Periodo complicato per il Chelsea di Frank Lampard che, dopo una lunga serie di gare senza conoscer sconfitta, pare "essere tornato sulla madre terra", bloccato in un limbo di dubbi e riflessioni. Troppo forte prima, molto fragile adesso, quale è la vera natura della squadra blues?

Si parta dal fatto che diciassette gare da imbattuti non nascano per caso, ne che possano esser ricondotte semplicemente ad altri, chiamiamoli così, fattori esterni: assodato ciò, per due mesi il Chelsea è stata una macchina da punti, veloce e scattante, affidabile sotto qualsiasi aspetto e su tutte le superfici. Per questo lasso di tempo la difesa dei Blues ha disegnato figure di intangibilità ed inviolabilità, con Mendy assennato guardiano di una porta divenuta quasi sacra.Poi, in un attimo, tutto, o perlomeno molto, è mutato: quella difesa impenetrabile diveniva di accesso comune, quel Mendy insuperabile tornava normale e quella manovra, che sorgeva armoniosa e veloce, dispersa. Proprio quest'ultimo aspetto è quello che preoccupa di più, perchè se da un lato la difesa sta comunque facendo il suo, nonostante qualche errore, se Mendy ha "normalizzato" il suo rendimento, che rimane più che positivo, dall'altra parte la fase offensiva della squadra ha registrato più di un passo indietro. Difficile spiegare un cambio così repentino di prove e risultati, sta di fatto che dal 12 dicembre scorso qualcosa è cambiato: la rete di Sigurdsson è stato l'inizio di un mese quasi da incubo per i ragazzi di Lampard, che l'unica vittoria di tre turni fa con il West Ham non ha certo raddrizzato.

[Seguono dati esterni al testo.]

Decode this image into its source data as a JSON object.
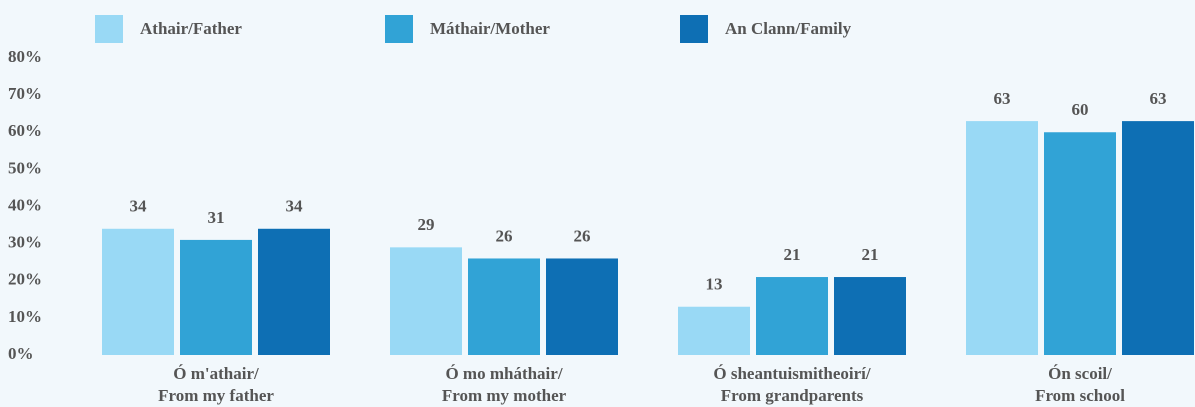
{
  "chart_data": {
    "type": "bar",
    "categories": [
      [
        "Ó m'athair/",
        "From my father"
      ],
      [
        "Ó mo mháthair/",
        "From my mother"
      ],
      [
        "Ó sheantuismitheoirí/",
        "From grandparents"
      ],
      [
        "Ón scoil/",
        "From school"
      ]
    ],
    "series": [
      {
        "name": "Athair/Father",
        "color": "#99d9f5",
        "values": [
          34,
          29,
          13,
          63
        ]
      },
      {
        "name": "Máthair/Mother",
        "color": "#31a3d6",
        "values": [
          31,
          26,
          21,
          60
        ]
      },
      {
        "name": "An Clann/Family",
        "color": "#0e6fb4",
        "values": [
          34,
          26,
          21,
          63
        ]
      }
    ],
    "ylim": [
      0,
      80
    ],
    "yticks": [
      {
        "value": 0,
        "label": "0%"
      },
      {
        "value": 10,
        "label": "10%"
      },
      {
        "value": 20,
        "label": "20%"
      },
      {
        "value": 30,
        "label": "30%"
      },
      {
        "value": 40,
        "label": "40%"
      },
      {
        "value": 50,
        "label": "50%"
      },
      {
        "value": 60,
        "label": "60%"
      },
      {
        "value": 70,
        "label": "70%"
      },
      {
        "value": 80,
        "label": "80%"
      }
    ],
    "legend": "top"
  }
}
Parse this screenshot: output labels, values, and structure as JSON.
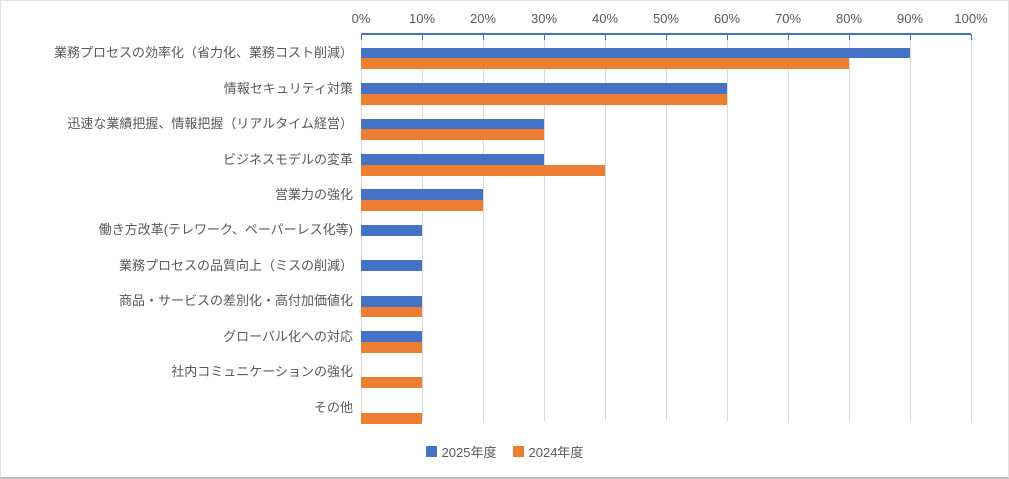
{
  "chart_data": {
    "type": "bar",
    "orientation": "horizontal",
    "title": "",
    "categories": [
      "業務プロセスの効率化（省力化、業務コスト削減）",
      "情報セキュリティ対策",
      "迅速な業績把握、情報把握（リアルタイム経営）",
      "ビジネスモデルの変革",
      "営業力の強化",
      "働き方改革(テレワーク、ペーパーレス化等)",
      "業務プロセスの品質向上（ミスの削減）",
      "商品・サービスの差別化・高付加価値化",
      "グローバル化への対応",
      "社内コミュニケーションの強化",
      "その他"
    ],
    "series": [
      {
        "name": "2025年度",
        "color": "#4472C4",
        "values": [
          90,
          60,
          30,
          30,
          20,
          10,
          10,
          10,
          10,
          0,
          0
        ]
      },
      {
        "name": "2024年度",
        "color": "#ED7D31",
        "values": [
          80,
          60,
          30,
          40,
          20,
          0,
          0,
          10,
          10,
          10,
          10
        ]
      }
    ],
    "x_axis": {
      "position": "top",
      "min": 0,
      "max": 100,
      "unit": "%",
      "ticks": [
        "0%",
        "10%",
        "20%",
        "30%",
        "40%",
        "50%",
        "60%",
        "70%",
        "80%",
        "90%",
        "100%"
      ]
    },
    "grid": true,
    "legend_position": "bottom"
  },
  "colors": {
    "axis_line": "#4472C4",
    "gridline": "#D9D9D9",
    "text": "#595959",
    "background": "#FFFFFF",
    "series_2025": "#4472C4",
    "series_2024": "#ED7D31"
  }
}
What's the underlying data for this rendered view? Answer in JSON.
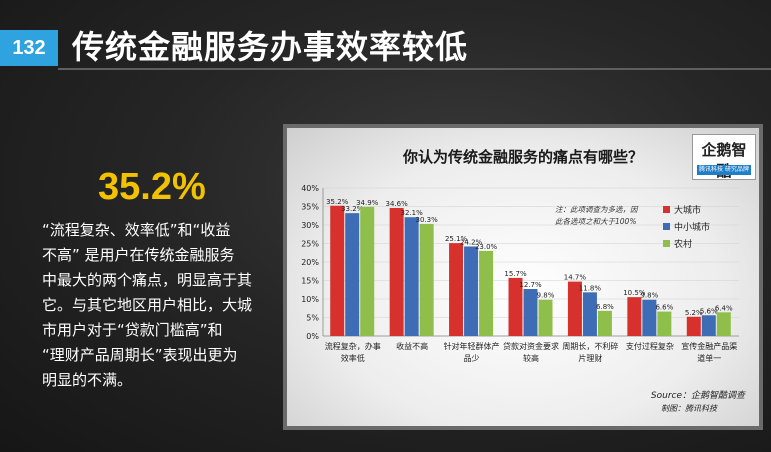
{
  "slide": {
    "number": "132",
    "title": "传统金融服务办事效率较低"
  },
  "stat": {
    "value": "35.2%",
    "lines": [
      "“流程复杂、效率低”和“收益",
      "不高” 是用户在传统金融服务",
      "中最大的两个痛点，明显高于其",
      "它。与其它地区用户相比，大城",
      "市用户对于“贷款门槛高”和",
      "“理财产品周期长”表现出更为",
      "明显的不满。"
    ]
  },
  "logo": {
    "text": "企鹅智酷",
    "sub": "腾讯科技 研究品牌"
  },
  "chart_data": {
    "type": "bar",
    "title": "你认为传统金融服务的痛点有哪些？",
    "categories": [
      [
        "流程复杂，办事",
        "效率低"
      ],
      [
        "收益不高"
      ],
      [
        "针对年轻群体产",
        "品少"
      ],
      [
        "贷款对资金要求",
        "较高"
      ],
      [
        "周期长，不利碎",
        "片理财"
      ],
      [
        "支付过程复杂"
      ],
      [
        "宣传金融产品渠",
        "道单一"
      ]
    ],
    "series": [
      {
        "name": "大城市",
        "color": "#d6312d",
        "values": [
          35.2,
          34.6,
          25.1,
          15.7,
          14.7,
          10.5,
          5.2
        ],
        "labels": [
          "35.2%",
          "34.6%",
          "25.1%",
          "15.7%",
          "14.7%",
          "10.5%",
          "5.2%"
        ]
      },
      {
        "name": "中小城市",
        "color": "#3e6db5",
        "values": [
          33.2,
          32.1,
          24.2,
          12.7,
          11.8,
          9.8,
          5.6
        ],
        "labels": [
          "33.2%",
          "32.1%",
          "24.2%",
          "12.7%",
          "11.8%",
          "9.8%",
          "5.6%"
        ]
      },
      {
        "name": "农村",
        "color": "#8fbf4a",
        "values": [
          34.9,
          30.3,
          23.0,
          9.8,
          6.8,
          6.6,
          6.4
        ],
        "labels": [
          "34.9%",
          "30.3%",
          "23.0%",
          "9.8%",
          "6.8%",
          "6.6%",
          "6.4%"
        ]
      }
    ],
    "ylim": [
      0,
      40
    ],
    "yticks": [
      "0%",
      "5%",
      "10%",
      "15%",
      "20%",
      "25%",
      "30%",
      "35%",
      "40%"
    ],
    "legend_position": "top-right",
    "note": [
      "注：此项调查为多选，因",
      "此各选项之和大于100%"
    ],
    "source": "Source：企鹅智酷调查",
    "credit": "制图：腾讯科技"
  }
}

Un periodo negativo che ha nascosto certezze quasi acquisite per evidenziare problemi, anche quelli impensabili: l'elogio alla dispendiosa campagna acquisti estiva è divenuto ora critica, i complimenti al tecnico trasformatisi oggi in manifesti per il popolare( in una fetta di tifosi) "Lampard out". Ma, attenzione, tutto regolare se si parla di Chelsea, società unica al mondo in tema di complicanze e tendenze all'autolesionismo. La realtà è che a questa squadra potrebbe mancare, molto più banalmente, una cosa: la fiducia. Un sentimento fondamentale, che cambia percezioni e sensazioni di quello che vive dentro e fuori di noi: non dimenticarsi mai che il Chelsea di Lampard rimane per grande parte composto da ragazzi di giovine età, ancor più soggetti a vivere le onde di emozioni che la vita, come lo sport, offre. Discorso riduttivo o banale? Forse. Ma a volte, la soluzione dei problemi, è più semplice di quel che possa apparire.

Domani si torna a giocare(ore 16.30 UK)e a Stamford Bridge è atteso il Manchester City di Guardiola: squadra che non ha bisogno di presentazioni e che arriverà a Londra con una formazione competitiva, nonostante i recenti problemi legati al Covid. La squadra del tecnico spagnolo proviene da un buon momento, come testimoniano le ultime sei gare di Premier in cui risulta imbattuto, e scenderà in campo per fare la gara, come prassi del suo allenatore. Avversario giusto per testare la forza, fisica e mentale, dei blues che, se da una parte dovranno ancora fare a meno di James, dall'altra riabbracciano Ziyech pronto al rientro in campo dopo un mese( l'ultima sua presenza nella vittoria sul Leeds del 5/12, poi il buio, solo un caso..?). Difficile comunque che l'ex Ajax parta titolare, più probabile vedere nello "starting xi" un Hudson-Odoi messosi in luce negli ultimi allenamenti a Cobham: insieme a lui a comporre il tridente offensivo potrebbero esserci Pulisic e un Werner che sarebbe finalmente riportato nella sua "comfort zone". Meno dubbi in difesa dove Azpilicueta sostituirà James, completando il reparto davanti a Mendy con Zouma, T.Silva e Chilwell; a centrocampo Kante e Mount sembrano certi del posto, bagarre per completare il reparto con Kovacic favorito, ma attenzione alla possibilità Havertz o alla sorpresa Gilmour.

Tutti, insieme, alla ricerca della fiducia perduta.